By Sioux City Journal
What we feared and warned about when Bob Vander Plaats and his supporters began their first crusade to remove Iowa Supreme Court justices in 2010 is on full display again this election year — to the continuing detriment of our state’s judicial system.
Buoyed by a successful effort to defeat three justices (Marsha Ternus, David Baker and Michael Streit) for retention two years ago, Vander Plaats and his followers are engaged in a new bid to defeat another justice (David Wiggins) involved in the Supreme Court’s unanimous 2009 decision legalizing gay marriage in the state.
The result: A full-blown political battle, complete with attendant baggage. We have statements and speeches, polls, involvement of competing special interests (Family Leader, the Vander Plaats-led organization, and Justice Not Politics, led by former Lt. Gov. Sally Pederson, to name just two), the introduction of outside money and influence (the National Organization for Marriage, for example), visiting politicians from other states (Quite frankly, we can’t imagine Terry Branstad sticking his nose into a Louisiana state issue as Gov. Bobby Jindal plans to do here this week) and a “No Wiggins” bus tour.
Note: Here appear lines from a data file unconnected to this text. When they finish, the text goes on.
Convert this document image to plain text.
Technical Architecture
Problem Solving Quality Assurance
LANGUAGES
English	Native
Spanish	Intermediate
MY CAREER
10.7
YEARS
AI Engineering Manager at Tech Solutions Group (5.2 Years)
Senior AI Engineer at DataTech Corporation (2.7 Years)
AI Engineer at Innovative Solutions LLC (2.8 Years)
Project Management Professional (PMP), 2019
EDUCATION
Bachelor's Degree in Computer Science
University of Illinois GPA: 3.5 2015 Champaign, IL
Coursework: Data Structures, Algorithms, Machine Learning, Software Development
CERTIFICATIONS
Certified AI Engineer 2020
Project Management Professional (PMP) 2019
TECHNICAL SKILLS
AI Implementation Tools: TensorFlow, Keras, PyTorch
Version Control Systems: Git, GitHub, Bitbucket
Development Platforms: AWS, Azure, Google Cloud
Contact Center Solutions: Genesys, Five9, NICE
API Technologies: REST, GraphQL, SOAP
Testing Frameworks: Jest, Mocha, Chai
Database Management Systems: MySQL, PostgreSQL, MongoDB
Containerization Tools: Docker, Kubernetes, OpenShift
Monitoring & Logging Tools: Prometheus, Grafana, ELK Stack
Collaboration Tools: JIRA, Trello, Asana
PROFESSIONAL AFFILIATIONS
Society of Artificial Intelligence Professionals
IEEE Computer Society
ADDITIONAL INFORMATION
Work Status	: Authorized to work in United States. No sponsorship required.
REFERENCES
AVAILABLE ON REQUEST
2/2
And this, in the world of Vander Plaats, is good? Pardon us our trepidation as the political storm clouds continue to build over our state’s courtrooms.
Regardless of their views about gay marriage, Iowans should understand: The independent foundation on which a strong court system is based is at risk of being weakened in our state. The kinds of organized campaigns we have witnessed in 2010 and again this year to drive out judges as political retaliation for a ruling establishes an unsettling precedent for a future in which the infusion of political ideology routinely will force Iowa judges to raise money and wage political campaigns to stay on the bench. These questions arise: Will judges begin to consider the political ramifications of rulings? Will judges become beholden to special interests and their cash?
Once you open the door to politics, it’s hard to close it. Today, Vander Plaats is unhappy about an “activist” court decision; tomorrow, the leader of some left-leaning political organization may be upset about what he or she perceives as an “activist” ruling and seek payback — and the cycle will continue.
We subscribe to the narrow view of retention votes. Judges should be removed from the bench only for reasons of malfeasance or gross incompetence, not for political retribution. Removing Ternus, Baker and Streit didn’t overturn the controversial 2009 court decision and removing Wiggins won’t either. Defeating them is meant to punish them and warn others.
Those Iowans who wish to make gay marriage illegal would be better-advised to focus their energy on electing more state legislators who agree with them this fall in anticipation of pushing a constitutional amendment through the General Assembly.
According to Vander Plaats, he’s working to restore integrity to our court system. In our view, he’s doing the opposite — sucking integrity out of it.
By voting to retain Wiggins, Iowans will reject this political power play and send a message of opposition to the short-sighted, misguided injection of politics into our state’s judicial system. We are hopeful of just such an outcome.